The Autocrat’s Language

Date 2017/5/15 22:34:17 | Topic: Culture

< Illustration by Abner Dean of George Orwell’s 1984 for Life magazine, July 4, 1949

 

Courtesy of Dartmouth College Library/Rauner Special Collections

 


 

 

By Masha Gessen for the New York Review of Books:

 

I had visitors from Moscow the other day, and the conversation, naturally, turned to what all of Moscow seems to be talking about these days: a vast urban renewal project that aims to raze all the five-story apartment buildings constructed during the residential construction push of the late 1950s and early 1960s. The thing is, though, that virtually all of those buildings have long since been demolished. The Moscow project of razing five-story buildings from the 1950s and 1960s will bring down four- and seven-story modernist buildings constructed in the early twentieth century—really, anything that occupies land that may be redeveloped. These buildings are not five-story apartment blocks from the 1950s and 1960s, but they will be classified as such. This is a problem of language.

 

A Russian poet named Sergei Gandlevsky once said that in the late Soviet period he became obsessed with hardware-store nomenclature. He loved the word secateurs, for example. Garden shears, that is.
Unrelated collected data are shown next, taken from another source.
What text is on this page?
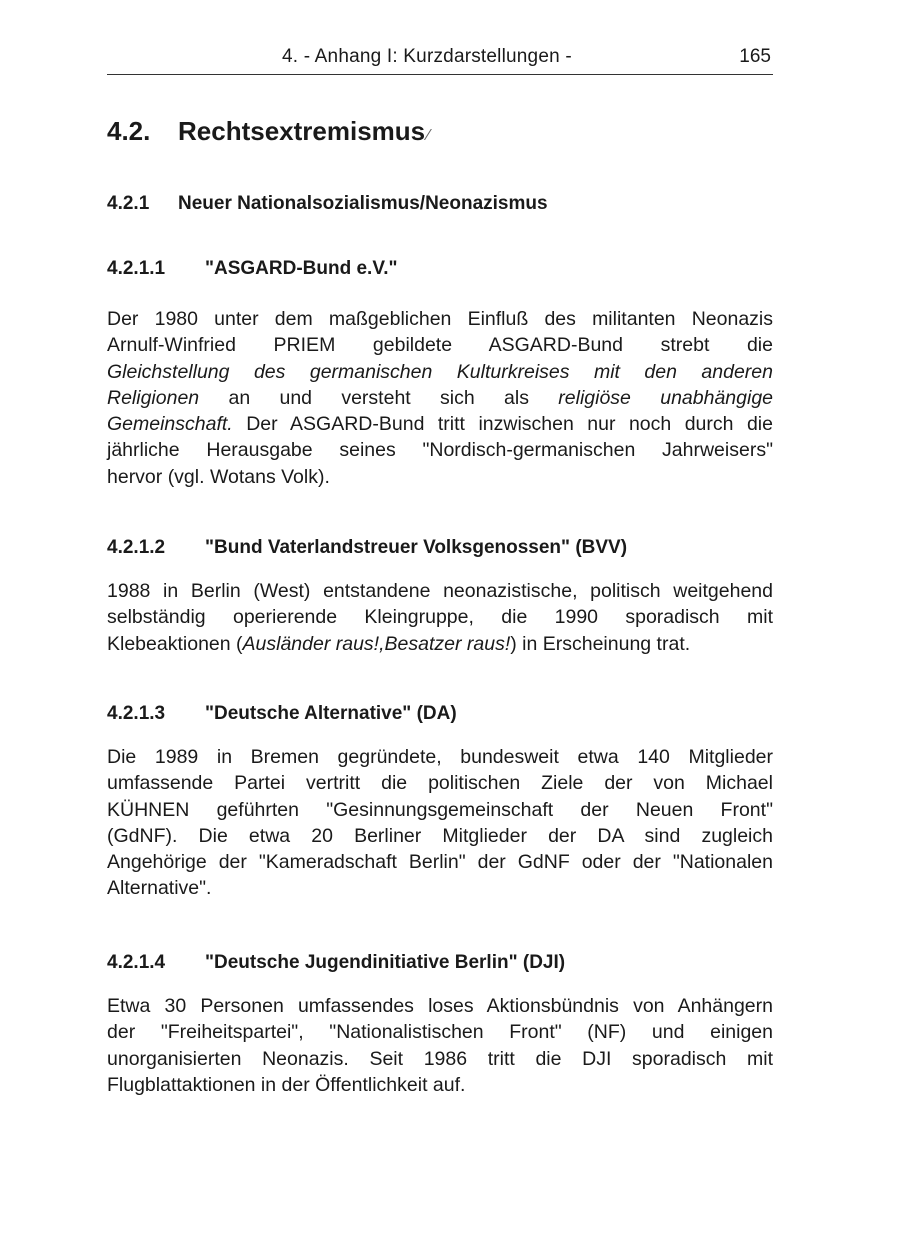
4. - Anhang I: Kurzdarstellungen -	165
4.2. Rechtsextremismus ⁄
4.2.1 Neuer Nationalsozialismus/Neonazismus
4.2.1.1 "ASGARD-Bund e.V."
Der 1980 unter dem maßgeblichen Einfluß des militanten Neonazis
Arnulf-Winfried PRIEM gebildete ASGARD-Bund strebt die
Gleichstellung des germanischen Kulturkreises mit den anderen
Religionen an und versteht sich als religiöse unabhängige
Gemeinschaft. Der ASGARD-Bund tritt inzwischen nur noch durch die
jährliche Herausgabe seines "Nordisch-germanischen Jahrweisers"
hervor (vgl. Wotans Volk).
4.2.1.2 "Bund Vaterlandstreuer Volksgenossen" (BVV)
1988 in Berlin (West) entstandene neonazistische, politisch weitgehend
selbständig operierende Kleingruppe, die 1990 sporadisch mit
Klebeaktionen (Ausländer raus!,Besatzer raus!) in Erscheinung trat.
4.2.1.3 "Deutsche Alternative" (DA)
Die 1989 in Bremen gegründete, bundesweit etwa 140 Mitglieder
umfassende Partei vertritt die politischen Ziele der von Michael
KÜHNEN geführten "Gesinnungsgemeinschaft der Neuen Front"
(GdNF). Die etwa 20 Berliner Mitglieder der DA sind zugleich
Angehörige der "Kameradschaft Berlin" der GdNF oder der "Nationalen
Alternative".
4.2.1.4 "Deutsche Jugendinitiative Berlin" (DJI)
Etwa 30 Personen umfassendes loses Aktionsbündnis von Anhängern
der "Freiheitspartei", "Nationalistischen Front" (NF) und einigen
unorganisierten Neonazis. Seit 1986 tritt die DJI sporadisch mit
Flugblattaktionen in der Öffentlichkeit auf.
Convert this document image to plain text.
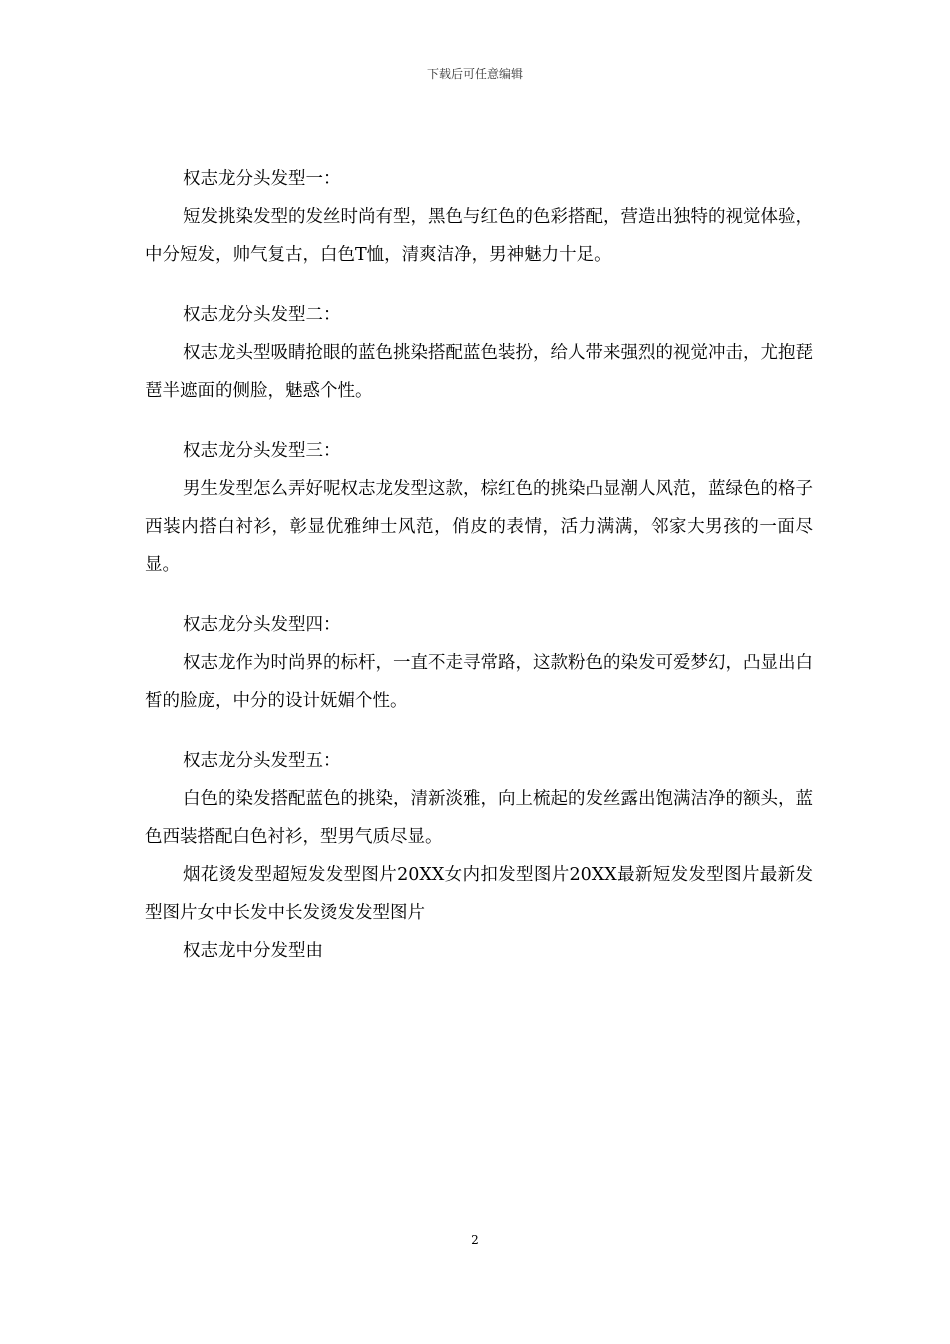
下载后可任意编辑

权志龙分头发型一：

短发挑染发型的发丝时尚有型，黑色与红色的色彩搭配，营造出独特的视觉体验，中分短发，帅气复古，白色T恤，清爽洁净，男神魅力十足。

权志龙分头发型二：

权志龙头型吸睛抢眼的蓝色挑染搭配蓝色装扮，给人带来强烈的视觉冲击，尤抱琵琶半遮面的侧脸，魅惑个性。

权志龙分头发型三：

男生发型怎么弄好呢权志龙发型这款，棕红色的挑染凸显潮人风范，蓝绿色的格子西装内搭白衬衫，彰显优雅绅士风范，俏皮的表情，活力满满，邻家大男孩的一面尽显。

权志龙分头发型四：

权志龙作为时尚界的标杆，一直不走寻常路，这款粉色的染发可爱梦幻，凸显出白皙的脸庞，中分的设计妩媚个性。

权志龙分头发型五：

白色的染发搭配蓝色的挑染，清新淡雅，向上梳起的发丝露出饱满洁净的额头，蓝色西装搭配白色衬衫，型男气质尽显。

烟花烫发型超短发发型图片20XX女内扣发型图片20XX最新短发发型图片最新发型图片女中长发中长发烫发发型图片

权志龙中分发型由

2
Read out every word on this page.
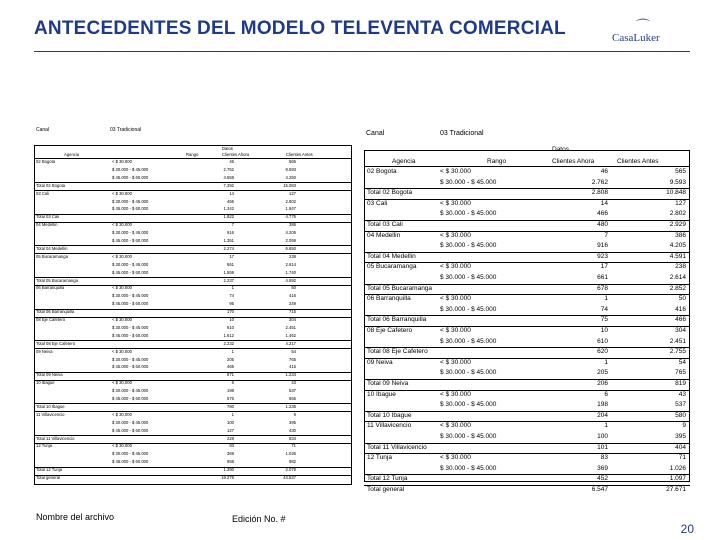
ANTECEDENTES DEL MODELO TELEVENTA COMERCIAL	⌒
CasaLuker
Canal	03 Tradicional
Datos
Agencia	Rango	Clientes Ahora	Clientes Antes
02 Bogota	< $ 30.000	46	565
$ 30.000 - $ 45.000	2.762	9.593
$ 45.000 - $ 60.000	4.558	4.250
Total 02 Bogota	7.392	15.083
03 Cali	< $ 30.000	14	127
$ 30.000 - $ 45.000	466	2.802
$ 45.000 - $ 60.000	1.342	1.847
Total 03 Cali	1.822	4.776
04 Medellin	< $ 30.000	7	386
$ 30.000 - $ 45.000	916	4.205
$ 45.000 - $ 60.000	1.351	2.059
Total 04 Medellin	2.274	6.650
05 Bucaramanga	< $ 30.000	17	238
$ 30.000 - $ 45.000	661	2.614
$ 45.000 - $ 60.000	1.559	1.740
Total 05 Bucaramanga	2.237	4.592
06 Barranquilla	< $ 30.000	1	50
$ 30.000 - $ 45.000	74	416
$ 45.000 - $ 60.000	95	249
Total 06 Barranquilla	170	715
08 Eje Cafetero	< $ 30.000	10	304
$ 30.000 - $ 45.000	610	2.451
$ 45.000 - $ 60.000	1.612	1.462
Total 08 Eje Cafetero	2.232	4.217
09 Neiva	< $ 30.000	1	54
$ 30.000 - $ 45.000	205	765
$ 45.000 - $ 60.000	465	415
Total 09 Neiva	671	1.234
10 Ibague	< $ 30.000	6	43
$ 30.000 - $ 45.000	198	537
$ 45.000 - $ 60.000	576	655
Total 10 Ibague	780	1.235
11 Villavicencio	< $ 30.000	1	9
$ 30.000 - $ 45.000	100	395
$ 45.000 - $ 60.000	127	430
Total 11 Villavicencio	228	834
12 Tunja	< $ 30.000	83	71
$ 30.000 - $ 45.000	369	1.026
$ 45.000 - $ 60.000	958	982
Total 12 Tunja	1.390	2.079
Total general	19.276	44.527
Canal	03 Tradicional
Datos
Agencia	Rango	Clientes Ahora	Clientes Antes
02 Bogota	< $ 30.000	46	565
$ 30.000 - $ 45.000	2.762	9.593
Total 02 Bogota	2.808	10.848
03 Cali	< $ 30.000	14	127
$ 30.000 - $ 45.000	466	2.802
Total 03 Cali	480	2.929
04 Medellin	< $ 30.000	7	386
$ 30.000 - $ 45.000	916	4.205
Total 04 Medellin	923	4.591
05 Bucaramanga	< $ 30.000	17	238
$ 30.000 - $ 45.000	661	2.614
Total 05 Bucaramanga	678	2.852
06 Barranquilla	< $ 30.000	1	50
$ 30.000 - $ 45.000	74	416
Total 06 Barranquilla	75	466
08 Eje Cafetero	< $ 30.000	10	304
$ 30.000 - $ 45.000	610	2.451
Total 08 Eje Cafetero	620	2.755
09 Neiva	< $ 30.000	1	54
$ 30.000 - $ 45.000	205	765
Total 09 Neiva	206	819
10 Ibague	< $ 30.000	6	43
$ 30.000 - $ 45.000	198	537
Total 10 Ibague	204	580
11 Villavicencio	< $ 30.000	1	9
$ 30.000 - $ 45.000	100	395
Total 11 Villavicencio	101	404
12 Tunja	< $ 30.000	83	71
$ 30.000 - $ 45.000	369	1.026
Total 12 Tunja	452	1.097
Total general	6.547	27.671
Nombre del archivo	Edición No. #
20
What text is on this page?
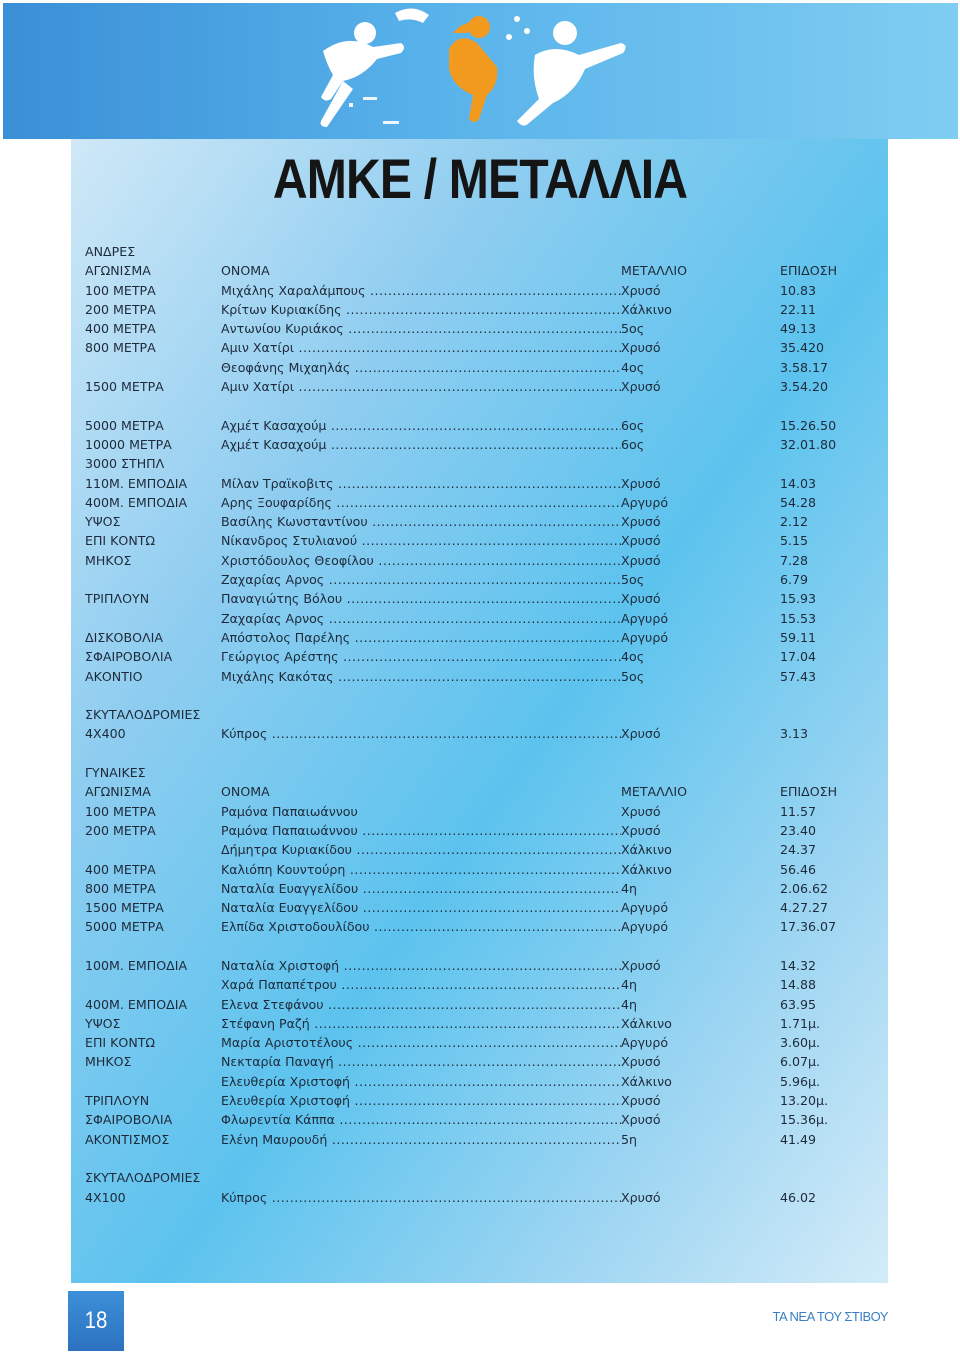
ΑΜΚΕ / ΜΕΤΑΛΛΙΑ
ΑΝΔΡΕΣ
ΑΓΩΝΙΣΜΑ	ΟΝΟΜΑ	ΜΕΤΑΛΛΙΟ	ΕΠΙΔΟΣΗ
100 ΜΕΤΡΑ	Μιχάλης Χαραλάμπους .....	Χρυσό	10.83
200 ΜΕΤΡΑ	Κρίτων Κυριακίδης .....	Χάλκινο	22.11
400 ΜΕΤΡΑ	Αντωνίου Κυριάκος .....	5ος	49.13
800 ΜΕΤΡΑ	Αμιν Χατίρι .....	Χρυσό	35.420
Θεοφάνης Μιχαηλάς .....	4ος	3.58.17
1500 ΜΕΤΡΑ	Αμιν Χατίρι .....	Χρυσό	3.54.20
5000 ΜΕΤΡΑ	Αχμέτ Κασαχούμ .....	6ος	15.26.50
10000 ΜΕΤΡΑ	Αχμέτ Κασαχούμ .....	6ος	32.01.80
3000 ΣΤΗΠΛ
110Μ. ΕΜΠΟΔΙΑ	Μίλαν Τραϊκοβιτς .....	Χρυσό	14.03
400Μ. ΕΜΠΟΔΙΑ	Αρης Ξουφαρίδης .....	Αργυρό	54.28
ΥΨΟΣ	Βασίλης Κωνσταντίνου .....	Χρυσό	2.12
ΕΠΙ ΚΟΝΤΩ	Νίκανδρος Στυλιανού .....	Χρυσό	5.15
ΜΗΚΟΣ	Χριστόδουλος Θεοφίλου .....	Χρυσό	7.28
Ζαχαρίας Αρνος .....	5ος	6.79
ΤΡΙΠΛΟΥΝ	Παναγιώτης Βόλου .....	Χρυσό	15.93
Ζαχαρίας Αρνος .....	Αργυρό	15.53
ΔΙΣΚΟΒΟΛΙΑ	Απόστολος Παρέλης .....	Αργυρό	59.11
ΣΦΑΙΡΟΒΟΛΙΑ	Γεώργιος Αρέστης .....	4ος	17.04
ΑΚΟΝΤΙΟ	Μιχάλης Κακότας .....	5ος	57.43
ΣΚΥΤΑΛΟΔΡΟΜΙΕΣ
4Χ400	Κύπρος .....	Χρυσό	3.13
ΓΥΝΑΙΚΕΣ
ΑΓΩΝΙΣΜΑ	ΟΝΟΜΑ	ΜΕΤΑΛΛΙΟ	ΕΠΙΔΟΣΗ
100 ΜΕΤΡΑ	Ραμόνα Παπαιωάννου	Χρυσό	11.57
200 ΜΕΤΡΑ	Ραμόνα Παπαιωάννου .....	Χρυσό	23.40
Δήμητρα Κυριακίδου .....	Χάλκινο	24.37
400 ΜΕΤΡΑ	Καλιόπη Κουντούρη .....	Χάλκινο	56.46
800 ΜΕΤΡΑ	Ναταλία Ευαγγελίδου .....	4η	2.06.62
1500 ΜΕΤΡΑ	Ναταλία Ευαγγελίδου .....	Αργυρό	4.27.27
5000 ΜΕΤΡΑ	Ελπίδα Χριστοδουλίδου .....	Αργυρό	17.36.07
100Μ. ΕΜΠΟΔΙΑ	Ναταλία Χριστοφή .....	Χρυσό	14.32
Χαρά Παπαπέτρου .....	4η	14.88
400Μ. ΕΜΠΟΔΙΑ	Ελενα Στεφάνου .....	4η	63.95
ΥΨΟΣ	Στέφανη Ραζή .....	Χάλκινο	1.71μ.
ΕΠΙ ΚΟΝΤΩ	Μαρία Αριστοτέλους .....	Αργυρό	3.60μ.
ΜΗΚΟΣ	Νεκταρία Παναγή .....	Χρυσό	6.07μ.
Ελευθερία Χριστοφή .....	Χάλκινο	5.96μ.
ΤΡΙΠΛΟΥΝ	Ελευθερία Χριστοφή .....	Χρυσό	13.20μ.
ΣΦΑΙΡΟΒΟΛΙΑ	Φλωρεντία Κάππα .....	Χρυσό	15.36μ.
ΑΚΟΝΤΙΣΜΟΣ	Ελένη Μαυρουδή .....	5η	41.49
ΣΚΥΤΑΛΟΔΡΟΜΙΕΣ
4Χ100	Κύπρος .....	Χρυσό	46.02
18	ΤΑ ΝΕΑ ΤΟΥ ΣΤΙΒΟΥ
Secateurs is a great word. It has a shape. It has weight. It has a function. It is not ambiguous. It is also not a hammer, a rake, or a plow. It is not even scissors. In a world where words were constantly used to mean their opposite, being able to call secateurs “secateurs”—and nothing else—was freedom.

 

“Freedom,” on the other hand, was, as you know, slavery. That’s Orwell’s 1984. And it is also the USSR, a country that had “laws,” a “constitution,” and even “elections,” also known as the “free expression of citizen will.” The elections, which were mandatory, involved showing up at the so-called polling place, receiving a pre-filled ballot—each office had one name matched to it—and depositing it in the ballot box, out in the open. Again, this was called the “free expression of citizen will.” There was nothing free about it, it did not constitute expression, it had no relationship to citizenship or will because it granted the subject no agency. Calling this ritual either an “election” or the “free expression of citizen will” had a dual effect it eviscerated the words “election,” “free,” “expression,” “citizen,” and “will,” and it also left the thing itself undescribed. When something cannot be described, it does not become a fact of shared reality. Hundreds of millions of Soviet citizens had an experience of the thing that could not be described, but I would argue that they did not share that experience, because they had no language for doing so. At the same time, an experience that could be accurately described as, say, an “election,” or “free,” had been preemptively discredited because those words had been used to denote something entirely different.